O caso teria ocorrido em uma propriedade particular no distrito de Jenipapo, zona rural de Campina Grande. No vídeo divulgado no Facebook, um cachorro aparece agonizando e sangrando. “Atiraram num cachorro aqui. O cachorro está aqui chorando, cheio de tiros, agonizando. Esse não é primeiro cachorro, não. A gente só escuta o tiro aqui”, diz a mulher no vídeo.

A Polícia Militar Ambiental tomou conhecimento do fato e foi até a propriedade, mas não conseguiu prender nenhum suspeito, nem encontrar indícios de maus tratos. “A guarnição manteve contato com um caseiro, porém ele informou que não houve esse fato lá e que não tinha conhecimento do vídeo.

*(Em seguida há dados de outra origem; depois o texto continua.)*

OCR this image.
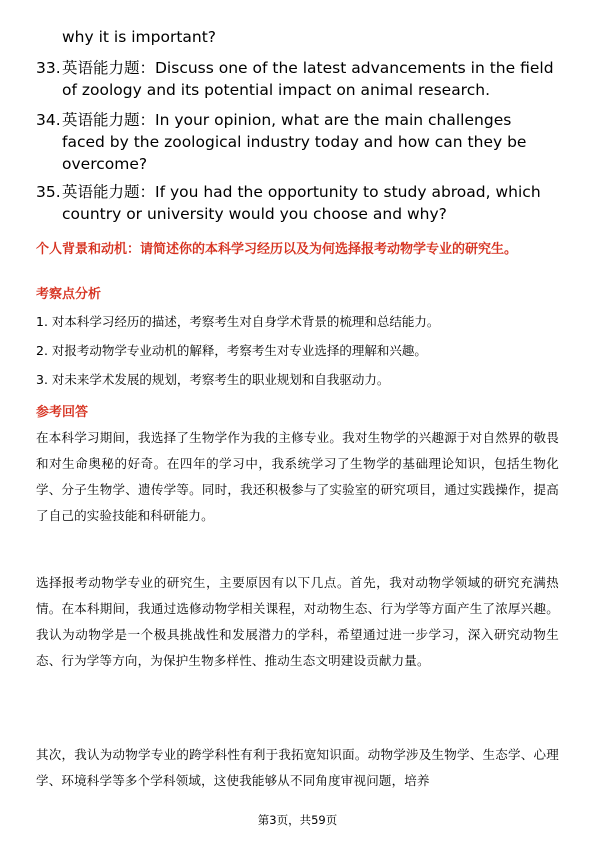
why it is important?
33. 英语能力题：Discuss one of the latest advancements in the field
of zoology and its potential impact on animal research.
34. 英语能力题：In your opinion, what are the main challenges
faced by the zoological industry today and how can they be
overcome?
35. 英语能力题：If you had the opportunity to study abroad, which
country or university would you choose and why?
个人背景和动机：请简述你的本科学习经历以及为何选择报考动物学专业的研究生。
考察点分析
1. 对本科学习经历的描述，考察考生对自身学术背景的梳理和总结能力。
2. 对报考动物学专业动机的解释，考察考生对专业选择的理解和兴趣。
3. 对未来学术发展的规划，考察考生的职业规划和自我驱动力。
参考回答
在本科学习期间，我选择了生物学作为我的主修专业。我对生物学的兴趣源于对自然界的敬畏和对生命奥秘的好奇。在四年的学习中，我系统学习了生物学的基础理论知识，包括生物化学、分子生物学、遗传学等。同时，我还积极参与了实验室的研究项目，通过实践操作，提高了自己的实验技能和科研能力。
选择报考动物学专业的研究生，主要原因有以下几点。首先，我对动物学领域的研究充满热情。在本科期间，我通过选修动物学相关课程，对动物生态、行为学等方面产生了浓厚兴趣。我认为动物学是一个极具挑战性和发展潜力的学科，希望通过进一步学习，深入研究动物生态、行为学等方向，为保护生物多样性、推动生态文明建设贡献力量。
其次，我认为动物学专业的跨学科性有利于我拓宽知识面。动物学涉及生物学、生态学、心理学、环境科学等多个学科领域，这使我能够从不同角度审视问题，培养
第3页，共59页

A gente também não localizou nenhum indício”, disse o comandante do 1º Pelotão de Polícia Militar Ambiental, tenente Rodrigo Rodrigues.

O comandante destacou que o vídeo foi importante, mas que a falta de mais detalhes na denúncia dificultou a ação policial. “O fato de fazer um vídeo e divulgar é excelente para a gente tomar conhecimento do que está acontecendo, porém a gente pede que as pessoas sempre coloquem mais informações, inclusive, pelo número 190 qualquer pessoa pode ligar e fazer a denúncia anônima”, explicou o tenente.

O presidente da Comissão de Proteção aos Animais da Ordem dos Advogados do Brasil (OAB), em Campina Grande, disse que está encaminhando um documento à Polícia Civil para a abertura de um inquérito. “Vamos gravar as imagens em mídia digital e entregar à Delegacia Distrital de Polícia Civil”, disse Wellington Luna.

Segundo a Polícia Ambiental, o crime de maus tratos é previsto na lei federal 9.605 e a punição é de detenção de 3 meses a 1 ano e multa. Havendo a morte do animal, a pena aumenta de um sexto a um terço. Também é prevista a multa de R$ 500 a R$ 3 mil por cada caso.